Romney’s “André the Giant” moment in Wednesday’s presidential debate

Chris Cillizza in the Washington Post:

Man in Black and Fezzik fight in the “Princess Bride.”
The one-on-one dynamic: In “The Princess Bride”, one of the Fix’s all-time favorite movies, Andre the Giant plays a henchman named Fezzik. When faced with fighting a single person after years of battling groups of men all at once (he was Andre the Giant, after all), Fezzik struggles. “You use different moves when you’re fighting half a dozen people than when you only have to be worried about one,” he explains. 
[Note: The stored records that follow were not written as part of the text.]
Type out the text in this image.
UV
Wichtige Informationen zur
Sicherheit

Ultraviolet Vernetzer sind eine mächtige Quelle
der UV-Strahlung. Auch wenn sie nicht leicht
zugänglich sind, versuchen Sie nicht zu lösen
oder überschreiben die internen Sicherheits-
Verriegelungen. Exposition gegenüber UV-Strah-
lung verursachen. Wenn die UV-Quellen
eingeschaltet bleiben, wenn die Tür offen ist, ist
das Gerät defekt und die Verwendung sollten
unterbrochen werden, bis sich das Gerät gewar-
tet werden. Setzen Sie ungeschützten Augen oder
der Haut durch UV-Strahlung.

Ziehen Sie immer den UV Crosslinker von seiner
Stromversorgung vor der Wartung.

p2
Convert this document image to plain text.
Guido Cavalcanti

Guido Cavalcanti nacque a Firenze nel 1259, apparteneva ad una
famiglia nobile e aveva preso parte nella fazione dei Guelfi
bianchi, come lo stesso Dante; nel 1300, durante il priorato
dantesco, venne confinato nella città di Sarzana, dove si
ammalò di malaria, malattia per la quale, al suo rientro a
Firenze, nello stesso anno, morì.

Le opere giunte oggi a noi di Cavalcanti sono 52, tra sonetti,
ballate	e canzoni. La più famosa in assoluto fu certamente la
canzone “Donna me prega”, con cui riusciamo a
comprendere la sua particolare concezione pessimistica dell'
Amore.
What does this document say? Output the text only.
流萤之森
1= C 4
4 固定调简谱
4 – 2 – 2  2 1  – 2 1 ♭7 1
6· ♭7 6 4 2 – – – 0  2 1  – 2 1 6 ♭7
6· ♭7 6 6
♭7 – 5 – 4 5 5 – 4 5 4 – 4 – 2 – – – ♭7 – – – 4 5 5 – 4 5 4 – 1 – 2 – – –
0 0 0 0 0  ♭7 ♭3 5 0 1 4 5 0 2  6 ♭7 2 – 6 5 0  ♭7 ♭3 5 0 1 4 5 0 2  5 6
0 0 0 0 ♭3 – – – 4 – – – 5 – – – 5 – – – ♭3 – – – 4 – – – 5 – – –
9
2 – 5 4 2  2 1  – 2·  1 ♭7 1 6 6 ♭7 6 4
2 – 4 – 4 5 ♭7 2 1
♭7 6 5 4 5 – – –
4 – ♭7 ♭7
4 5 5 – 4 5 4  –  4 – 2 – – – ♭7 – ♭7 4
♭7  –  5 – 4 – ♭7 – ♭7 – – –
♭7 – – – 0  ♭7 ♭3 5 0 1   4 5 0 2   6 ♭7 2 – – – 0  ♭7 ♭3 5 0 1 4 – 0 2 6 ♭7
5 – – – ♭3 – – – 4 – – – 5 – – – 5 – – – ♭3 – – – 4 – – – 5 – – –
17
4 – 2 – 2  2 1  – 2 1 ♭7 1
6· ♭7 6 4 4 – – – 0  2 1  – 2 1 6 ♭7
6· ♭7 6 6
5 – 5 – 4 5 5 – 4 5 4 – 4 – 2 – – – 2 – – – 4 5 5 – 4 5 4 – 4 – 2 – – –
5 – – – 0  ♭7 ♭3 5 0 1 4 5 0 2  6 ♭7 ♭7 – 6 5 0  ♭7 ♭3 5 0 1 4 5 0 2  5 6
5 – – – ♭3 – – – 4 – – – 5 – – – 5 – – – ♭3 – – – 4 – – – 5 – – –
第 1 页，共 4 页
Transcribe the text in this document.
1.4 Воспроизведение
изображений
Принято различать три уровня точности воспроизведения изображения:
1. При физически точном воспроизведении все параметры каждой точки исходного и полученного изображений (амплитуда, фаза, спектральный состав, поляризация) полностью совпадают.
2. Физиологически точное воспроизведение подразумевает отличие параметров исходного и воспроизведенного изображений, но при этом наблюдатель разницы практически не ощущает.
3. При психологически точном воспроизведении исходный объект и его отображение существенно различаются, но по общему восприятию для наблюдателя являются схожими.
Romney has spent his entire debate life — in his career as a national politician — debating on stage with a group of people, most of whom were trying to gang up on him. Obama’s most recent debate experience, on the other hand, comes from his three general election debates against McCain and, before that, a one-on-one debate with then-New York Sen. Hillary Rodham Clinton in the Democratic primary.
Debating— like fighting—one person is different than doing it against a group. Let’s see how Romney adjusts.
And the group Romney fought was pretty lame.  Bachmann, Gingrich, Santorum, Perry?  None of them hold a candle to Obama’s intellect and poise.
But Romney has other problems as well. While the conventional wisdom is that he simply needs to exceed expectations (so if he sets expectations really low, he wins no matter what), we’re way past that at this point.  Romney needs to take Obama down and out in that first debate this coming Wednesday, and it’s not entirely clear how he does that.
Romney will certainly want to focus on the economy, but of course, polls are showing that consumer confidence is increasing as people’s outlook on the economy improves. So it’s not clear the economic message works any more, or at least works sufficiently.
The economy isn’t key for Romney, looking presidential is. He has to come off as a viable alternative to the sitting president, and then some.  Up until now, Romney’s come off rather Keystone Cops-ish, not ready for prime time. And if past is prologue, Romney doesn’t react well when he’s attacked during a debate. He gets all prickly, and prissy. That $10,000 bet comes to mind.
People already think Romney is a bit of an ass and a buffoon.  Perhaps the buffoon part isn’t hard to overcome in a debate (assuming the man isn’t as daft as he often appears), but once people think you’re an ass, it’s not something you live down easily.  Even flip-flopping endlessly on health care reform may not be enough to convince the people to love the man who knew too little.